Currently, DM v2.0 does not support enabling the relay log feature.

DM_relay_process_exits_with_error

  • Description:

    When the relay log processing unit encounters an error, this unit moves to Paused state, and an alert is triggered immediately.

  • Solution:

    Refer to Troubleshoot DM.

DM_remain_storage_of_relay_log

  • Description:

    When the free space of the disk where the relay log is located is less than 10G, an alert is triggered.

  • Solutions:

    You can take the following methods to handle the alert:

DM_relay_log_data_corruption

  • Description:

    When the relay log processing unit validates the binlog event read from the upstream and detects abnormal checksum information, this unit moves to the Paused state, and an alert is triggered immediately.

  • Solution:

    Refer to Troubleshoot DM.

DM_fail_to_read_binlog_from_master

  • Description:

    If an error occurs when the relay log processing unit tries to read the binlog event from the upstream, this unit moves to the Paused state, and an alert is triggered immediately.
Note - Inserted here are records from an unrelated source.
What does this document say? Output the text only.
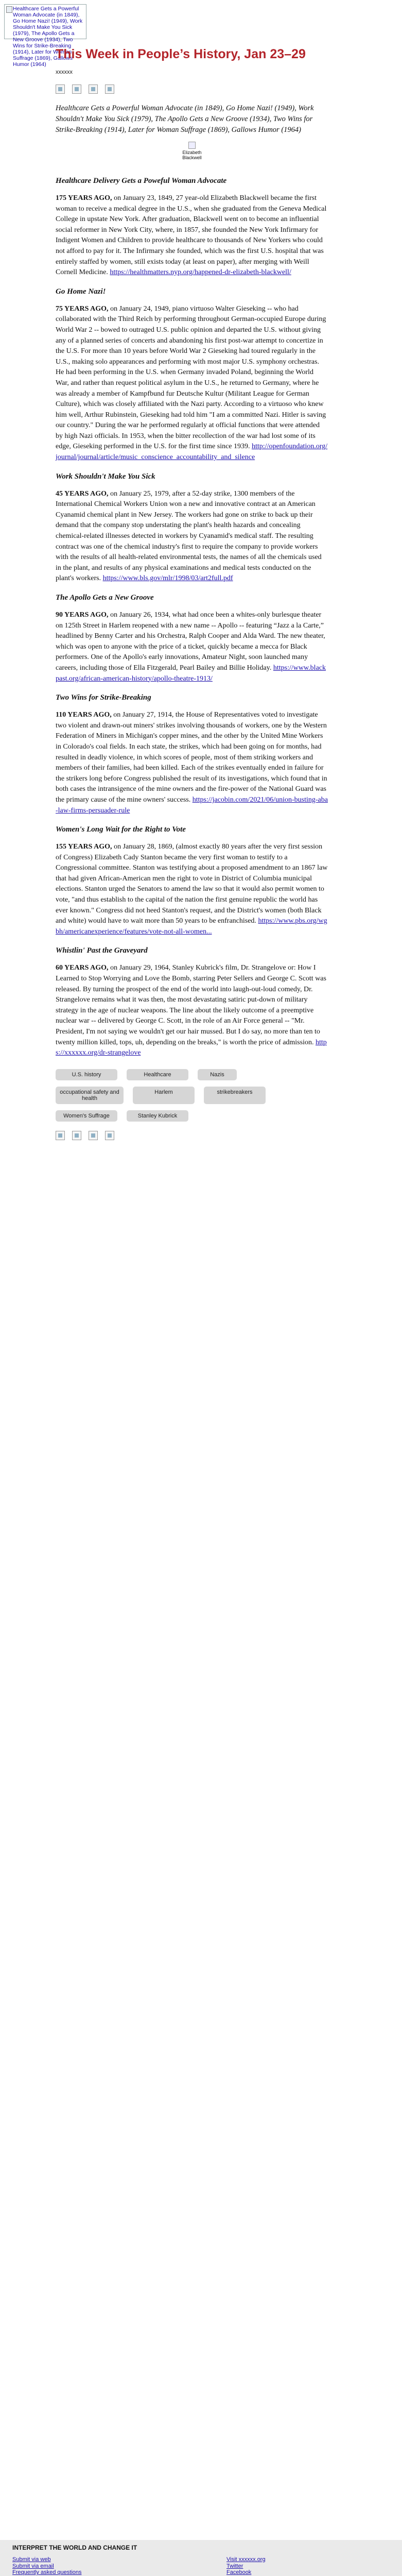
Healthcare Gets a Powerful Woman Advocate (in 1849), Go Home Nazi! (1949), Work Shouldn't Make You Sick (1979), The Apollo Gets a New Groove (1934), Two Wins for Strike-Breaking (1914), Later for Woman Suffrage (1869), Gallows Humor (1964)
This Week in People’s History, Jan 23–29
xxxxxx

Healthcare Gets a Powerful Woman Advocate (in 1849), Go Home Nazi! (1949), Work Shouldn't Make You Sick (1979), The Apollo Gets a New Groove (1934), Two Wins for Strike-Breaking (1914), Later for Woman Suffrage (1869), Gallows Humor (1964)

Elizabeth Blackwell
Healthcare Delivery Gets a Poweful Woman Advocate

175 YEARS AGO, on January 23, 1849, 27 year-old Elizabeth Blackwell became the first woman to receive a medical degree in the U.S., when she graduated from the Geneva Medical College in upstate New York. After graduation, Blackwell went on to become an influential social reformer in New York City, where, in 1857, she founded the New York Infirmary for Indigent Women and Children to provide healthcare to thousands of New Yorkers who could not afford to pay for it. The Infirmary she founded, which was the first U.S. hospital that was entirely staffed by women, still exists today (at least on paper), after merging with Weill Cornell Medicine. https://healthmatters.nyp.org/happened-dr-elizabeth-blackwell/

Go Home Nazi!

75 YEARS AGO, on January 24, 1949, piano virtuoso Walter Gieseking -- who had collaborated with the Third Reich by performing throughout German-occupied Europe during World War 2 -- bowed to outraged U.S. public opinion and departed the U.S. without giving any of a planned series of concerts and abandoning his first post-war attempt to concertize in the U.S. For more than 10 years before World War 2 Gieseking had toured regularly in the U.S., making solo appearances and performing with most major U.S. symphony orchestras. He had been performing in the U.S. when Germany invaded Poland, beginning the World War, and rather than request political asylum in the U.S., he returned to Germany, where he was already a member of Kampfbund fur Deutsche Kultur (Militant League for German Culture), which was closely affiliated with the Nazi party. According to a virtuoso who knew him well, Arthur Rubinstein, Gieseking had told him "I am a committed Nazi. Hitler is saving our country." During the war he performed regularly at official functions that were attended by high Nazi officials. In 1953, when the bitter recollection of the war had lost some of its edge, Gieseking performed in the U.S. for the first time since 1939. http://openfoundation.org/journal/journal/article/music_conscience_accountability_and_silence

Work Shouldn't Make You Sick

45 YEARS AGO, on January 25, 1979, after a 52-day strike, 1300 members of the International Chemical Workers Union won a new and innovative contract at an American Cyanamid chemical plant in New Jersey. The workers had gone on strike to back up their demand that the company stop understating the plant's health hazards and concealing chemical-related illnesses detected in workers by Cyanamid's medical staff. The resulting contract was one of the chemical industry's first to require the company to provide workers with the results of all health-related environmental tests, the names of all the chemicals used in the plant, and results of any physical examinations and medical tests conducted on the plant's workers. https://www.bls.gov/mlr/1998/03/art2full.pdf

The Apollo Gets a New Groove

90 YEARS AGO, on January 26, 1934, what had once been a whites-only burlesque theater on 125th Street in Harlem reopened with a new name -- Apollo -- featuring “Jazz a la Carte,” headlined by Benny Carter and his Orchestra, Ralph Cooper and Alda Ward. The new theater, which was open to anyone with the price of a ticket, quickly became a mecca for Black performers. One of the Apollo's early innovations, Amateur Night, soon launched many careers, including those of Ella Fitzgerald, Pearl Bailey and Billie Holiday. https://www.blackpast.org/african-american-history/apollo-theatre-1913/

Two Wins for Strike-Breaking

110 YEARS AGO, on January 27, 1914, the House of Representatives voted to investigate two violent and drawn-out miners' strikes involving thousands of workers, one by the Western Federation of Miners in Michigan's copper mines, and the other by the United Mine Workers in Colorado's coal fields. In each state, the strikes, which had been going on for months, had resulted in deadly violence, in which scores of people, most of them striking workers and members of their families, had been killed. Each of the strikes eventually ended in failure for the strikers long before Congress published the result of its investigations, which found that in both cases the intransigence of the mine owners and the fire-power of the National Guard was the primary cause of the mine owners' success. https://jacobin.com/2021/06/union-busting-aba-law-firms-persuader-rule

Women's Long Wait for the Right to Vote

155 YEARS AGO, on January 28, 1869, (almost exactly 80 years after the very first session of Congress) Elizabeth Cady Stanton became the very first woman to testify to a Congressional committee. Stanton was testifying about a proposed amendment to an 1867 law that had given African-American men the right to vote in District of Columbia municipal elections. Stanton urged the Senators to amend the law so that it would also permit women to vote, "and thus establish to the capital of the nation the first genuine republic the world has ever known." Congress did not heed Stanton's request, and the District's women (both Black and white) would have to wait more than 50 years to be enfranchised. https://www.pbs.org/wgbh/americanexperience/features/vote-not-all-women...

Whistlin' Past the Graveyard

60 YEARS AGO, on January 29, 1964, Stanley Kubrick's film, Dr. Strangelove or: How I Learned to Stop Worrying and Love the Bomb, starring Peter Sellers and George C. Scott was released. By turning the prospect of the end of the world into laugh-out-loud comedy, Dr. Strangelove remains what it was then, the most devastating satiric put-down of military strategy in the age of nuclear weapons. The line about the likely outcome of a preemptive nuclear war -- delivered by George C. Scott, in the role of an Air Force general -- "Mr. President, I'm not saying we wouldn't get our hair mussed. But I do say, no more than ten to twenty million killed, tops, uh, depending on the breaks," is worth the price of admission. https://xxxxxx.org/dr-strangelove

U.S. history	Healthcare	Nazis
occupational safety and health
Harlem	strikebreakers
Women's Suffrage	Stanley Kubrick
INTERPRET THE WORLD AND CHANGE IT
Submit via web
Submit via email
Frequently asked questions
Visit xxxxxx.org
Twitter
Facebook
  • Solution: Refer to Troubleshoot DM.

DM_fail_to_write_relay_log

  • Description:

    If an error occurs when the relay log processing unit tries to write the binlog event into the relay log file, this unit moves to the Paused state, and an alert is triggered immediately.

  • Solution:

    Refer to Troubleshoot DM.

DM_binlog_file_gap_between_master_relay

  • Description:

    When the number of the binlog files in the current upstream MySQL/MariaDB exceeds that of the latest binlog files pulled by the relay log processing unit by more than 1 for 10 minutes, and an alert is triggered.

  • Solution:

    Refer to Troubleshoot DM.

DM_dump_process_exists_with_error

  • Description:

    When the Dump processing unit encounters an error, this unit moves to the Paused state, and an alert is triggered immediately.

  • Solution:

    Refer to Troubleshoot DM.

DM_load_process_exists_with_error

  • Description:

    When the Load processing unit encounters an error, this unit moves to the Paused state, and an alert is triggered immediately.

  • Solution:

    Refer to Troubleshoot DM.

DM_sync_process_exists_with_error

  • Description:

    When the binlog replication processing unit encounters an error, this unit moves to the Paused state, and an alert is triggered immediately.

  • Solution:

    Refer to Troubleshoot DM.

DM_binlog_file_gap_between_master_syncer

  • Description:

    When the number of the binlog files in the current upstream MySQL/MariaDB exceeds that of the latest binlog files processed by the relay log processing unit by more than 1 for 10 minutes, an alert is triggered.

  • Solution:

    Refer to Handle Performance Issues.

DM_binlog_file_gap_between_relay_syncer

  • Description:

    When the number of the binlog files in the current relay log processing unit exceeds that of the latest binlog files processed by the binlog replication processing unit by more than 1 for 10 minutes, an alert is triggered.

  • Solution:

    Refer to Handle Performance Issues.